The second image is of dunes and what appears to be a very fresh crater near Uzer crater. The small crater in this image is surrounded by dark ejecta which hasn’t been eroded away yet. If you have a sharp eye, you can also see that there are strange raised cracks in the plains west of the small crater. My guess is that those are ridges formed when water flowed through cracked bedrock and altered the rock near the cracks, making it erosion-resistant. You can read more about this image at the HiRISE site, though they focus on the bigger crater that is outside the field of view of this close-up.
Ihe impression I do get is that this depression possibly has its own water supply.
Evaporation would cause a drop in temperature insite it refreezing some of the evaporation. The fuzzy area surrounding the ice could indicate water vapour or temperature differences.
The feature would then indicate that the iced-up area is sheltered from the wind.
What is missing in all explanations is the likely effect of biological activity!
To form such variety of complex deposits the planet must have been very dynamic at the time.

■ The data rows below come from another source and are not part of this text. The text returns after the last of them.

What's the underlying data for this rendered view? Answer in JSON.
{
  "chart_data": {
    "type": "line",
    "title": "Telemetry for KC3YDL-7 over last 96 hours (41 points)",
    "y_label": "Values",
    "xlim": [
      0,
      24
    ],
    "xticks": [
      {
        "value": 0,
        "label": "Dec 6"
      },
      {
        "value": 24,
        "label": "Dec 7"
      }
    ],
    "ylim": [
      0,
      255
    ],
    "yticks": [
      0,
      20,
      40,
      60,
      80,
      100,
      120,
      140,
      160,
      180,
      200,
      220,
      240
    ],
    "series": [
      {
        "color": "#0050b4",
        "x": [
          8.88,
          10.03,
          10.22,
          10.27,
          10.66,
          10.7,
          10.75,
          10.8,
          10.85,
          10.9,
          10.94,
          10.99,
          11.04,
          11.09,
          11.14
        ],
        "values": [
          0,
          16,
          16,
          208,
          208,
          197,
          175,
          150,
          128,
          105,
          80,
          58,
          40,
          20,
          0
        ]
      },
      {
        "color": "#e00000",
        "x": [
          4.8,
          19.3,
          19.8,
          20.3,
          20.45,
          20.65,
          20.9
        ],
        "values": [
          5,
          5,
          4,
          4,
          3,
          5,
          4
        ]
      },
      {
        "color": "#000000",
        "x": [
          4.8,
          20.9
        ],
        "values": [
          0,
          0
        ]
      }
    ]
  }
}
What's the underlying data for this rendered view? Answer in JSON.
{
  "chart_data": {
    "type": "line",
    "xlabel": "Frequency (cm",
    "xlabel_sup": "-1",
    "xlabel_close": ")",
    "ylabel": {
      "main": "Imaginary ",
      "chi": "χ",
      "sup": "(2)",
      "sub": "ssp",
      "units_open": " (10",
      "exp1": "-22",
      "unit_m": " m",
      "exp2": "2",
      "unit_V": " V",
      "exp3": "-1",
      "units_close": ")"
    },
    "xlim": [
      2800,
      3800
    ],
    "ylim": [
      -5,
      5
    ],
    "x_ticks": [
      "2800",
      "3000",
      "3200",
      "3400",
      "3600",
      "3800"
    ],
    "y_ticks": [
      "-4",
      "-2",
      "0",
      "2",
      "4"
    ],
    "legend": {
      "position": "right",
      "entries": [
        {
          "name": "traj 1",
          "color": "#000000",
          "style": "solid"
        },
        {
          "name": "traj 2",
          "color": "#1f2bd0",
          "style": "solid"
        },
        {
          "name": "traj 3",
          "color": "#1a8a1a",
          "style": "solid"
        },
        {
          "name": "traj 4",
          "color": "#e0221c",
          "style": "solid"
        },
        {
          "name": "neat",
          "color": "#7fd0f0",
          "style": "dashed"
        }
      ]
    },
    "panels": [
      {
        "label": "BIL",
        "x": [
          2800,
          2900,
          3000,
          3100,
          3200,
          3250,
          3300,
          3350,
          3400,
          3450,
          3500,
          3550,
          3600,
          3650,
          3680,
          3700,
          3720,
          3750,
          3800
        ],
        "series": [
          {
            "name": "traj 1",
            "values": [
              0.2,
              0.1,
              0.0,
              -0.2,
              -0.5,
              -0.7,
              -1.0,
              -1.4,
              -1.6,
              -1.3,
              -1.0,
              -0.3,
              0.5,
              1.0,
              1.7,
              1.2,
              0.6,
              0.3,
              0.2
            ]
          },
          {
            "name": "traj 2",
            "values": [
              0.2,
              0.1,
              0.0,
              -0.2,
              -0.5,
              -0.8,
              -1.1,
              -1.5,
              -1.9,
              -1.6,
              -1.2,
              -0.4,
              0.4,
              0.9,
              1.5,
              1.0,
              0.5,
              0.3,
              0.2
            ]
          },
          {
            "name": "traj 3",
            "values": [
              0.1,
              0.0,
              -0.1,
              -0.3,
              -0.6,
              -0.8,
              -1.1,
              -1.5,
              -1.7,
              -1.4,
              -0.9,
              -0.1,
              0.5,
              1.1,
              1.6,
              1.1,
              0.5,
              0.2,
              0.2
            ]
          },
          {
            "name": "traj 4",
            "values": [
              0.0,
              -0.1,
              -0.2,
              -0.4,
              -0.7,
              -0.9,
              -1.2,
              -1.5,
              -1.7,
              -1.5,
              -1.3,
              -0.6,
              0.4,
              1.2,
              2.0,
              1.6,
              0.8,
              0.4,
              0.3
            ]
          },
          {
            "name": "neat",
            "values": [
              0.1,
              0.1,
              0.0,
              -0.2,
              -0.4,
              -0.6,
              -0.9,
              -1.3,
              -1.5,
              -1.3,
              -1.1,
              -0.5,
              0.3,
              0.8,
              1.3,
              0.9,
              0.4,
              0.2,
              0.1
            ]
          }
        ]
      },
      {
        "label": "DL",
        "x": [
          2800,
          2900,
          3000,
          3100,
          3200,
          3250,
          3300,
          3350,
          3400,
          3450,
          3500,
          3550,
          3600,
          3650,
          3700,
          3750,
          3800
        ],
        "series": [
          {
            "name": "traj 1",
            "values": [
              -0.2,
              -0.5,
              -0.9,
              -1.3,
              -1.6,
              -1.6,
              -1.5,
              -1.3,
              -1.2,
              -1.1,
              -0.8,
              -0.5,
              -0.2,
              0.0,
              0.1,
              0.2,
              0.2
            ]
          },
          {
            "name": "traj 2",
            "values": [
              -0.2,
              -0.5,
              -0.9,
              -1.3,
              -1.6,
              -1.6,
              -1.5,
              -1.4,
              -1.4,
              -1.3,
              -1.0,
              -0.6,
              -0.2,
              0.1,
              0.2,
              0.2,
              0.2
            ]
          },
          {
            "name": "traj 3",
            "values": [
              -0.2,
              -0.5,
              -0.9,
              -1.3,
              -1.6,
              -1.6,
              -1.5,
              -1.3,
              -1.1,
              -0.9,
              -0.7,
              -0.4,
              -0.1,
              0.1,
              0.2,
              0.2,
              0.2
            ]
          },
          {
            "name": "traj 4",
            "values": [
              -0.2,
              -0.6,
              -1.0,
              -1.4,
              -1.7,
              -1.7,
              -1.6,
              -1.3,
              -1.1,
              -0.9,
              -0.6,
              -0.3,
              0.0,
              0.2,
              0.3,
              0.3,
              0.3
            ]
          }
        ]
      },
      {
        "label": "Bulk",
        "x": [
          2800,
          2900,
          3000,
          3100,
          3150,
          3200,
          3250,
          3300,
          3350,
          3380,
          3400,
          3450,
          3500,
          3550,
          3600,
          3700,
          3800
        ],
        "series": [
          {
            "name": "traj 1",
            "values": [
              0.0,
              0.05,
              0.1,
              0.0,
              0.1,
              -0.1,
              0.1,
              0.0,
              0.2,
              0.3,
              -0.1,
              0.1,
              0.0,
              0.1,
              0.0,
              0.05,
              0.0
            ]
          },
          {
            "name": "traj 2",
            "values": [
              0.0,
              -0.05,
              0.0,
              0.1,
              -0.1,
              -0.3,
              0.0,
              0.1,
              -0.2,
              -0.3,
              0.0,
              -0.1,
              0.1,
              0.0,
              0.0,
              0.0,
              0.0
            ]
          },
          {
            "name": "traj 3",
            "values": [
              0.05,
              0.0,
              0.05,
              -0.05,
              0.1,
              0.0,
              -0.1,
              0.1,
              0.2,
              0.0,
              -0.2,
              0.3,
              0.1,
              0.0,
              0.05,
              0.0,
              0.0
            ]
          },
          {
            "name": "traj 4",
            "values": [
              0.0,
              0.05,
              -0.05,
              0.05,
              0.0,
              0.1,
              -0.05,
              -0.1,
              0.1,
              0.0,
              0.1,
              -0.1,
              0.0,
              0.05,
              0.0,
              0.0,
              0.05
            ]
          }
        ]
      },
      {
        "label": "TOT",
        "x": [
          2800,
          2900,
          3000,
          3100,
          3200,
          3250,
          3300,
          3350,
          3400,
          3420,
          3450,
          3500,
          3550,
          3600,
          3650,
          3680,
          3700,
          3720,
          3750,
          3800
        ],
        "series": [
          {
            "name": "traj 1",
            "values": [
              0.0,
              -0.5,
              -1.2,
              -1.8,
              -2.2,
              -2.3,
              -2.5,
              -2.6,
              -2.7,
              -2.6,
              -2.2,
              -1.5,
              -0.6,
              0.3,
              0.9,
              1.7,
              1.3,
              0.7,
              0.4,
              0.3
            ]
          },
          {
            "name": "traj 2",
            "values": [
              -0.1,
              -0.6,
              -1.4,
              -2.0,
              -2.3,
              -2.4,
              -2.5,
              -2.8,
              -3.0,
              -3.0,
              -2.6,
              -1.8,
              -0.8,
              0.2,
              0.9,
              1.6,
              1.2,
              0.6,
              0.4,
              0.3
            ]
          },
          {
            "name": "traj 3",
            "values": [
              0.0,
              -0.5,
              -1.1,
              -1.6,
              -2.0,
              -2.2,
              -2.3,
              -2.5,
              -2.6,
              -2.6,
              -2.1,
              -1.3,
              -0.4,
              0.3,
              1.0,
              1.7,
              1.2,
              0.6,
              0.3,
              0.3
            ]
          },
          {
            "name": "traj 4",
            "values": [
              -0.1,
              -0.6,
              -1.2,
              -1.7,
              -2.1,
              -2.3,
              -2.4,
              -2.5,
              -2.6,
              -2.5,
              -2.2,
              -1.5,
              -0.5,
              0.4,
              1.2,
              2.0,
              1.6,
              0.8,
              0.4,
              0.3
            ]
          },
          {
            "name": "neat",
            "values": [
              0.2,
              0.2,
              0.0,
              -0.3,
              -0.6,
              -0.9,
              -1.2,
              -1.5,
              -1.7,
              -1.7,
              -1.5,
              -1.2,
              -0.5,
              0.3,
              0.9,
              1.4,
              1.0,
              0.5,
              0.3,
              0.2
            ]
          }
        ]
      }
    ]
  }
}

It appears that this lively period did not last long enough to get beyond the usage of the lighter original surface material. Waste products of early life-forms (sepiolite) would have covered any liquid water bodies while arresting oxigen in it rather than carbon as happened later here on Earth.
Hemo
The persistance of dust in the Mars atmosphere is puzzling.
is it possible that the required lift is obtained by bonding with hydrogen?
The depression does not have its own water supply. It is a crater in the polar cap, and it is never warm enough for there to be liquid water. In fact, the pressure is so low that H2O skips the liquid phase altogether.
There is absolutely no evidence of biological activity in these images.
Martian dust is lifted by the wind. It forms “fluffy” aggregates that can easily be lifted, but then fragment into small particles which get entrained in the wind and are carried a long way.
What then settles our dust?
The finest particles settle even in water!
Wind may move but does not lift anything without a resistance.
A picture is worth a thousand words!
The suggested system works very well near the coldest area, like in a freezer. The polar air can be assumed to still contain little water in any form.
However if there is ice there must be a source!
Lots of it in one locality suggests this source to be nearby.
Emerging water (from underground) freezes, or under high pressure may even be forced out as ice!
Sublimation does just as evaporation involve heat exchange and create water vapour. The hint would be the fuzzy area around the visible ice.
The wind sheltered part of the crater wound then contain saturated air that readily deposits ice upon cooling. Smaller ice deposites are then also formed down-wind by the escaping saturated air upon contact with the ground, this is also visible opposite from the iced-up part of the sunlit crater.